Senior DevOps Engineer · CFI
Leading DevSecOps across the SDLC for a regional fintech.
- Lead DevSecOps across the SDLC — threat-modeling services and embedding SAST (SonarQube), SCA, and container image scanning into CI/CD, reducing high/critical vulnerabilities reaching production by 90% and auto-blocking insecure builds.
- Centralized secrets and credentials across all applications with HashiCorp Vault, eliminating hard-coded secrets and enabling short-lived, dynamic credentials.
- Secured internet-facing workloads with Cloudflare (WAF, DDoS protection, DNS, and zero-trust access).
- Operate business-critical, highly available Kubernetes clusters on self-managed AWS EC2, sustaining 99.95% uptime with zero-downtime upgrades.
- Provision cloud and on-prem infrastructure as code with Terraform for repeatable, version-controlled deployments.

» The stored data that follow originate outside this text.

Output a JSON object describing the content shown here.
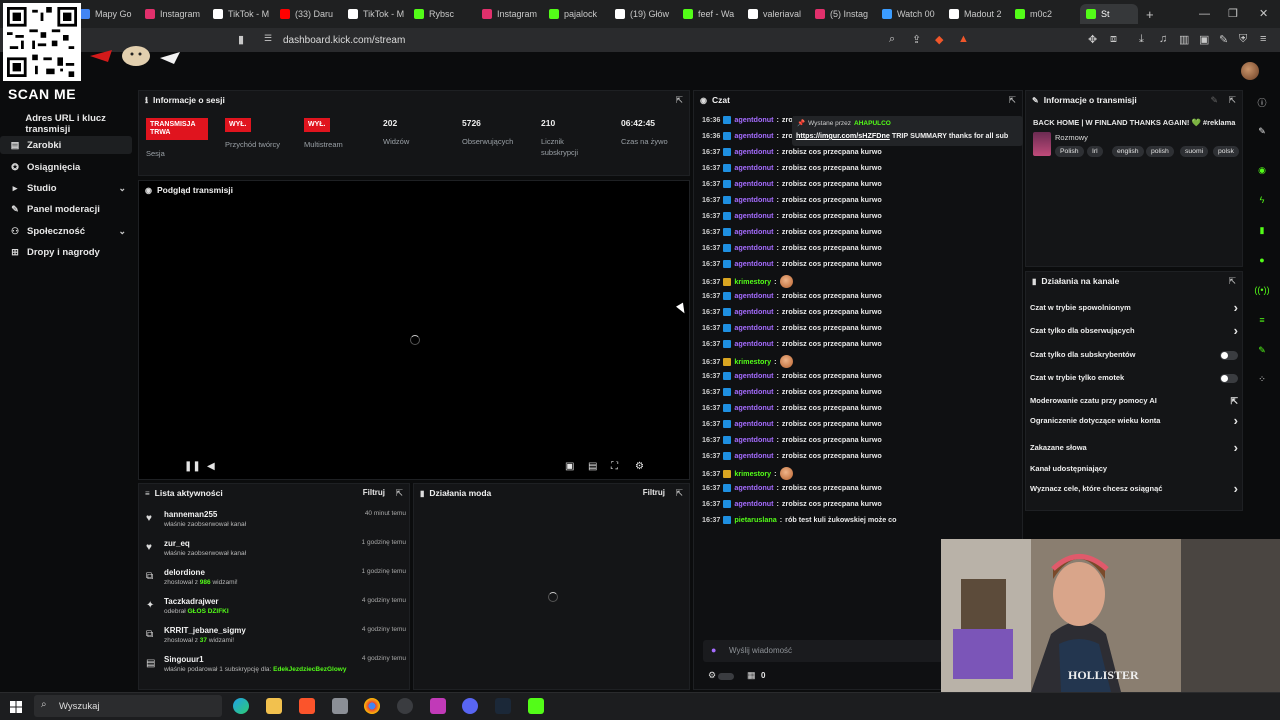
{
  "browser": {
    "tabs": [
      {
        "label": "Mapy Go",
        "color": "#4285f4"
      },
      {
        "label": "Instagram",
        "color": "#e1306c"
      },
      {
        "label": "TikTok - M",
        "color": "#ffffff"
      },
      {
        "label": "(33) Daru",
        "color": "#ff0000"
      },
      {
        "label": "TikTok - M",
        "color": "#ffffff"
      },
      {
        "label": "Rybsc",
        "color": "#53fc18"
      },
      {
        "label": "Instagram",
        "color": "#e1306c"
      },
      {
        "label": "pajalock",
        "color": "#53fc18"
      },
      {
        "label": "(19) Głów",
        "color": "#ffffff"
      },
      {
        "label": "feef - Wa",
        "color": "#53fc18"
      },
      {
        "label": "valeriaval",
        "color": "#ffffff"
      },
      {
        "label": "(5) Instag",
        "color": "#e1306c"
      },
      {
        "label": "Watch 00",
        "color": "#3b9cff"
      },
      {
        "label": "Madout 2",
        "color": "#ffffff"
      },
      {
        "label": "m0c2",
        "color": "#53fc18"
      },
      {
        "label": "St",
        "color": "#53fc18"
      }
    ],
    "url": "dashboard.kick.com/stream",
    "new_tab": "+"
  },
  "overlay": {
    "scan_me": "SCAN ME"
  },
  "sidebar": {
    "items": [
      {
        "label": "Adres URL i klucz transmisji",
        "icon": "key-icon"
      },
      {
        "label": "Zarobki",
        "icon": "wallet-icon"
      },
      {
        "label": "Osiągnięcia",
        "icon": "trophy-icon"
      },
      {
        "label": "Studio",
        "icon": "studio-icon"
      },
      {
        "label": "Panel moderacji",
        "icon": "shield-icon"
      },
      {
        "label": "Społeczność",
        "icon": "people-icon"
      },
      {
        "label": "Dropy i nagrody",
        "icon": "gift-icon"
      }
    ]
  },
  "session": {
    "title": "Informacje o sesji",
    "live_badge": "TRANSMISJA TRWA",
    "live_label": "Sesja",
    "creator_badge": "WYŁ.",
    "creator_label": "Przychód twórcy",
    "multi_badge": "WYŁ.",
    "multi_label": "Multistream",
    "viewers": "202",
    "viewers_label": "Widzów",
    "followers": "5726",
    "followers_label": "Obserwujących",
    "subs": "210",
    "subs_label": "Licznik subskrypcji",
    "uptime": "06:42:45",
    "uptime_label": "Czas na żywo"
  },
  "preview": {
    "title": "Podgląd transmisji"
  },
  "activity": {
    "title": "Lista aktywności",
    "filter": "Filtruj",
    "items": [
      {
        "name": "hanneman255",
        "sub": "właśnie zaobserwował kanał",
        "time": "40 minut temu",
        "icon": "♥"
      },
      {
        "name": "zur_eq",
        "sub": "właśnie zaobserwował kanał",
        "time": "1 godzinę temu",
        "icon": "♥"
      },
      {
        "name": "delordione",
        "sub_a": "zhostował z ",
        "sub_b": "986",
        "sub_c": " widzami!",
        "time": "1 godzinę temu",
        "icon": "⧉"
      },
      {
        "name": "Taczkadrajwer",
        "sub_a": "odebrał ",
        "sub_b": "GŁOS DZIFKI",
        "sub_c": "",
        "time": "4 godziny temu",
        "icon": "✦"
      },
      {
        "name": "KRRIT_jebane_sigmy",
        "sub_a": "zhostował z ",
        "sub_b": "37",
        "sub_c": " widzami!",
        "time": "4 godziny temu",
        "icon": "⧉"
      },
      {
        "name": "Singouur1",
        "sub_a": "właśnie podarował 1 subskrypcję dla: ",
        "sub_b": "EdekJezdziecBezGlowy",
        "sub_c": "",
        "time": "4 godziny temu",
        "icon": "▤"
      }
    ]
  },
  "modactions": {
    "title": "Działania moda",
    "filter": "Filtruj"
  },
  "chat": {
    "title": "Czat",
    "pinned_by": "Wystane przez",
    "pinned_user": "AHAPULCO",
    "pinned_link": "https://imgur.com/sHZFDne",
    "pinned_text": " TRIP SUMMARY thanks for all sub",
    "placeholder": "Wyślij wiadomość",
    "counter": "0",
    "lines": [
      {
        "t": "16:36",
        "u": "agentdonut",
        "m": "zrobisz",
        "c": "#a56cff"
      },
      {
        "t": "16:36",
        "u": "agentdonut",
        "m": "zrobi",
        "c": "#a56cff"
      },
      {
        "t": "16:37",
        "u": "agentdonut",
        "m": "zrobisz cos przecpana kurwo",
        "c": "#a56cff"
      },
      {
        "t": "16:37",
        "u": "agentdonut",
        "m": "zrobisz cos przecpana kurwo",
        "c": "#a56cff"
      },
      {
        "t": "16:37",
        "u": "agentdonut",
        "m": "zrobisz cos przecpana kurwo",
        "c": "#a56cff"
      },
      {
        "t": "16:37",
        "u": "agentdonut",
        "m": "zrobisz cos przecpana kurwo",
        "c": "#a56cff"
      },
      {
        "t": "16:37",
        "u": "agentdonut",
        "m": "zrobisz cos przecpana kurwo",
        "c": "#a56cff"
      },
      {
        "t": "16:37",
        "u": "agentdonut",
        "m": "zrobisz cos przecpana kurwo",
        "c": "#a56cff"
      },
      {
        "t": "16:37",
        "u": "agentdonut",
        "m": "zrobisz cos przecpana kurwo",
        "c": "#a56cff"
      },
      {
        "t": "16:37",
        "u": "agentdonut",
        "m": "zrobisz cos przecpana kurwo",
        "c": "#a56cff"
      },
      {
        "t": "16:37",
        "u": "krimestory",
        "m": "",
        "c": "#53fc18",
        "emote": true
      },
      {
        "t": "16:37",
        "u": "agentdonut",
        "m": "zrobisz cos przecpana kurwo",
        "c": "#a56cff"
      },
      {
        "t": "16:37",
        "u": "agentdonut",
        "m": "zrobisz cos przecpana kurwo",
        "c": "#a56cff"
      },
      {
        "t": "16:37",
        "u": "agentdonut",
        "m": "zrobisz cos przecpana kurwo",
        "c": "#a56cff"
      },
      {
        "t": "16:37",
        "u": "agentdonut",
        "m": "zrobisz cos przecpana kurwo",
        "c": "#a56cff"
      },
      {
        "t": "16:37",
        "u": "krimestory",
        "m": "",
        "c": "#53fc18",
        "emote": true
      },
      {
        "t": "16:37",
        "u": "agentdonut",
        "m": "zrobisz cos przecpana kurwo",
        "c": "#a56cff"
      },
      {
        "t": "16:37",
        "u": "agentdonut",
        "m": "zrobisz cos przecpana kurwo",
        "c": "#a56cff"
      },
      {
        "t": "16:37",
        "u": "agentdonut",
        "m": "zrobisz cos przecpana kurwo",
        "c": "#a56cff"
      },
      {
        "t": "16:37",
        "u": "agentdonut",
        "m": "zrobisz cos przecpana kurwo",
        "c": "#a56cff"
      },
      {
        "t": "16:37",
        "u": "agentdonut",
        "m": "zrobisz cos przecpana kurwo",
        "c": "#a56cff"
      },
      {
        "t": "16:37",
        "u": "agentdonut",
        "m": "zrobisz cos przecpana kurwo",
        "c": "#a56cff"
      },
      {
        "t": "16:37",
        "u": "krimestory",
        "m": "",
        "c": "#53fc18",
        "emote": true
      },
      {
        "t": "16:37",
        "u": "agentdonut",
        "m": "zrobisz cos przecpana kurwo",
        "c": "#a56cff"
      },
      {
        "t": "16:37",
        "u": "agentdonut",
        "m": "zrobisz cos przecpana kurwo",
        "c": "#a56cff"
      },
      {
        "t": "16:37",
        "u": "pietaruslana",
        "m": "rób test kuli żukowskiej może co",
        "c": "#53fc18"
      }
    ]
  },
  "stream_info": {
    "title": "Informacje o transmisji",
    "stream_title": "BACK HOME | W FINLAND THANKS AGAIN! 💚 #reklama",
    "category": "Rozmowy",
    "tags": [
      "Polish",
      "Irl",
      "english",
      "polish",
      "suomi",
      "polsk"
    ]
  },
  "channel_actions": {
    "title": "Działania na kanale",
    "options": [
      {
        "label": "Czat w trybie spowolnionym",
        "ctl": "chevron"
      },
      {
        "label": "Czat tylko dla obserwujących",
        "ctl": "chevron"
      },
      {
        "label": "Czat tylko dla subskrybentów",
        "ctl": "toggle"
      },
      {
        "label": "Czat w trybie tylko emotek",
        "ctl": "toggle"
      },
      {
        "label": "Moderowanie czatu przy pomocy AI",
        "ctl": "external"
      },
      {
        "label": "Ograniczenie dotyczące wieku konta",
        "ctl": "chevron"
      },
      {
        "label": "Zakazane słowa",
        "ctl": "chevron"
      },
      {
        "label": "Kanał udostępniający",
        "ctl": "none"
      },
      {
        "label": "Wyznacz cele, które chcesz osiągnąć",
        "ctl": "chevron"
      }
    ]
  },
  "taskbar": {
    "search": "Wyszukaj"
  },
  "colors": {
    "accent": "#53fc18",
    "live": "#e0141e",
    "chat_user": "#a56cff"
  }
}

- Build and maintain GitHub Actions CI/CD pipelines with automated testing, security gates, and deployment across all services.
- Design, provision, and operate OpenSearch clusters on AWS alongside Prometheus and Grafana for proactive monitoring, alerting, and security visibility.
- Implement New Relic APM to surface latency, errors, and bottlenecks across services.
- Administer and secure on-prem MySQL, PostgreSQL, and MongoDB, plus highly available RabbitMQ and Kafka on Kubernetes, with backup, replication, and HA strategies.